Abstract P069: Quantifying the UK Benefits of reducing dietary trans fats: Modelling study
Introduction: Coronary Heart Disease (CHD) disease remains a leading cause of UK mortality, generating a large and unequal burden of disease. Dietary trans-fats represent a powerful CHD risk factor. However, UK efforts to reduce the dietary intake of trans-fats (currently 1% of daily energy) have been limited in comparison with some other nations. Furthermore, quantifying the potential outcomes of such measures, and the effects on health inequalities has rarely been researched. We therefore modelled the effect of specific reductions in trans fatty acid (TFA) intake on CHD mortality, CHD related admissions and its effect on socioeconomic inequalities up to 2030.
Methods: We extended the previously validated IMPACT model, to estimate the potential effects of reductions in TFA intake by 1% and 0.5% of daily energy upon the England and Wales population aged 25 years and above. We stratified these estimates by age, sex and Socioeconomic circumstances(SEC). We estimated a reduction in expected CHD deaths in 2030 attributable to a modest reduction in TF intake (-0.5% energy) and a complete ban (-1% energy). Main output measures were deaths prevented or postponed (DPP), life years gained (LYGs) and hospital admissions.

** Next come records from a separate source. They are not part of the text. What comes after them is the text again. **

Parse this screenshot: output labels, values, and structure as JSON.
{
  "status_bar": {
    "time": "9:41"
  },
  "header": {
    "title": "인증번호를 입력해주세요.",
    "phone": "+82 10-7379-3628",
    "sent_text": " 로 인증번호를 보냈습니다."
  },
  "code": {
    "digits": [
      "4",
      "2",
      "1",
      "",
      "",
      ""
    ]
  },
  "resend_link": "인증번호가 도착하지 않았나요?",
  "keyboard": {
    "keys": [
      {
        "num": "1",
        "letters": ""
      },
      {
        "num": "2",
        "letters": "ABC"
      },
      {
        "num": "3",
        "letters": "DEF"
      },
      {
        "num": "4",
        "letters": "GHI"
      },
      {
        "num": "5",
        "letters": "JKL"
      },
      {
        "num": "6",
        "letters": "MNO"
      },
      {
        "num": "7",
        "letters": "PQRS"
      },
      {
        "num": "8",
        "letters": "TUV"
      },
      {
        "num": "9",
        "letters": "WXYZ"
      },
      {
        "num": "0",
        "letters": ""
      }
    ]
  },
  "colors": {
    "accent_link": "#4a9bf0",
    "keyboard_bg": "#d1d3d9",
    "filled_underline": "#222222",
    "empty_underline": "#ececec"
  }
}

Results: Reducing trans-fat consumption in the English and Welsh population by 1% of daily energy intake would result in approximately 3,900 fewer deaths per year; 10,000 fewer hospital admissions; and 37,000 additional life years. Smaller TFA reductions of 0.5% would yield approximately 1,900 fewer deaths, 5,000 fewer hospital admissions, and gain approximately 18,000 life years.
Further, reducing trans-fats consumption to 0.5% across all SECs would reduce health inequalities. Three times as many DPPs and LYGs would be observed in the most deprived compared with the most affluent groups.
Conclusions: Reducing dietary trans-fat intakes could substantially decrease CHD mortality and hospital admissions, gaining thousands of life years. Crucially, this policy could also reduce health inequalities. Strategies should therefore aim to achieve the lowest possible trans-fats intakes, as successfully achieved in many other European countries. However, such policies currently remain underused in the UK, generating an avoidable and unequal burden on the health services and on society.
Author Disclosures: J. Pearson-Stuttard: None. J. Critchley: None. S. Capewell: None. M. O'Flaherty: None.
- © 2014 by American Heart Association, Inc.